Par Marine Durand, le 08.10.2015 à 13h20 (mis à jour le 08.10.2015 à 14h35) Biélorussie

Svetlana Alexievitch sacrée par le Prix Nobel de littérature 2015

Svetlana Alexievitch

La Biélorusse Svetlana Alexievitch a reçu, jeudi 8 octobre, le prix Nobel de littérature 2015. C'est la première auteure biélorusse qui obtient cette prestigieuse récompense.

L'auteure et journaliste biélorusse Svetlana Alexievitch a reçu, jeudi 8 octobre, le prix Nobel de littérature 2015. Favorite depuis plusieurs années pour ce prix, elle devient la première Biélorusse à recevoir la prestigieuse récompense littéraire, et la troisième Biélorusse à recevoir un prix Nobel.

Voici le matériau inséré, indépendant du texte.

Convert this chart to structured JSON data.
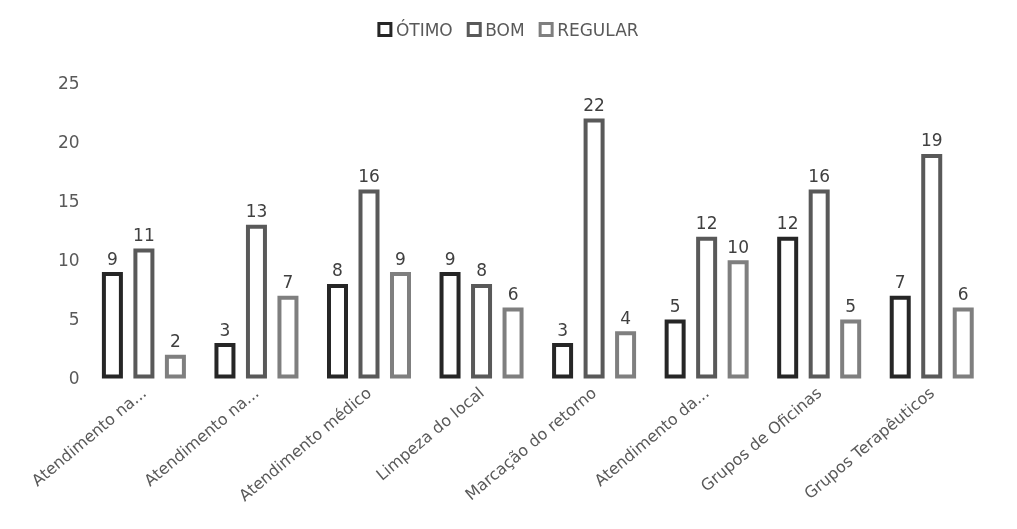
{
  "chart_data": {
    "type": "bar",
    "categories": [
      "Atendimento na...",
      "Atendimento na...",
      "Atendimento médico",
      "Limpeza do local",
      "Marcação do retorno",
      "Atendimento da...",
      "Grupos de Oficinas",
      "Grupos Terapêuticos"
    ],
    "series": [
      {
        "name": "ÓTIMO",
        "color": "#262626",
        "values": [
          9,
          3,
          8,
          9,
          3,
          5,
          12,
          7
        ]
      },
      {
        "name": "BOM",
        "color": "#595959",
        "values": [
          11,
          13,
          16,
          8,
          22,
          12,
          16,
          19
        ]
      },
      {
        "name": "REGULAR",
        "color": "#7f7f7f",
        "values": [
          2,
          7,
          9,
          6,
          4,
          10,
          5,
          6
        ]
      }
    ],
    "ylim": [
      0,
      25
    ],
    "yticks": [
      0,
      5,
      10,
      15,
      20,
      25
    ],
    "grid": false,
    "legend": "top",
    "data_labels": true
  }
}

Svetlana Alexievitch, qui est également la sixième écrivaine de langue russe à être ainsi honorée, a été récompensée "pour son œuvre polyphonique, mémorial de la souffrance et du courage notre époque", a indiqué l'Académie suédoise.

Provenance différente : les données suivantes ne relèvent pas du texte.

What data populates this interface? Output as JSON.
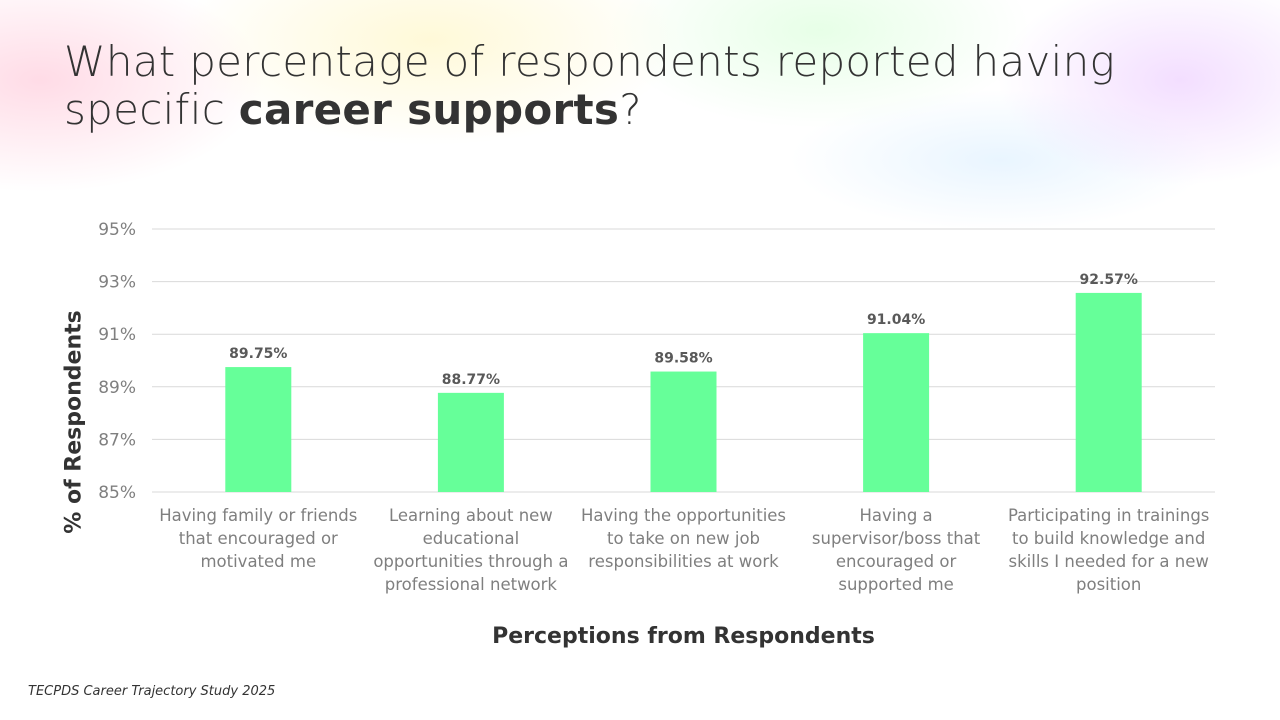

Svetlana Alexandrovna Alexievitch est née en 1948 à Stanislav, en Ukraine. Après le service militaire du père, sa famille a déménagé en Biélorussie, où ses deux parents ont travaillé comme enseignants. Sa scolarité terminée, Aleksievitch s’est consacrée à l’enseignement et au journalisme. Entre 1967 et 1972, elle a suivi des études de journalisme à l’université de Minsk.
 
Opposante au régime biélorusse, elle est l'auteure de sept ouvrages à la frontière entre littérature et documentaire, dans lesquels elle dénonce la guerre, les violences et les mensonges de l'histoire. Six ont été traduits en français.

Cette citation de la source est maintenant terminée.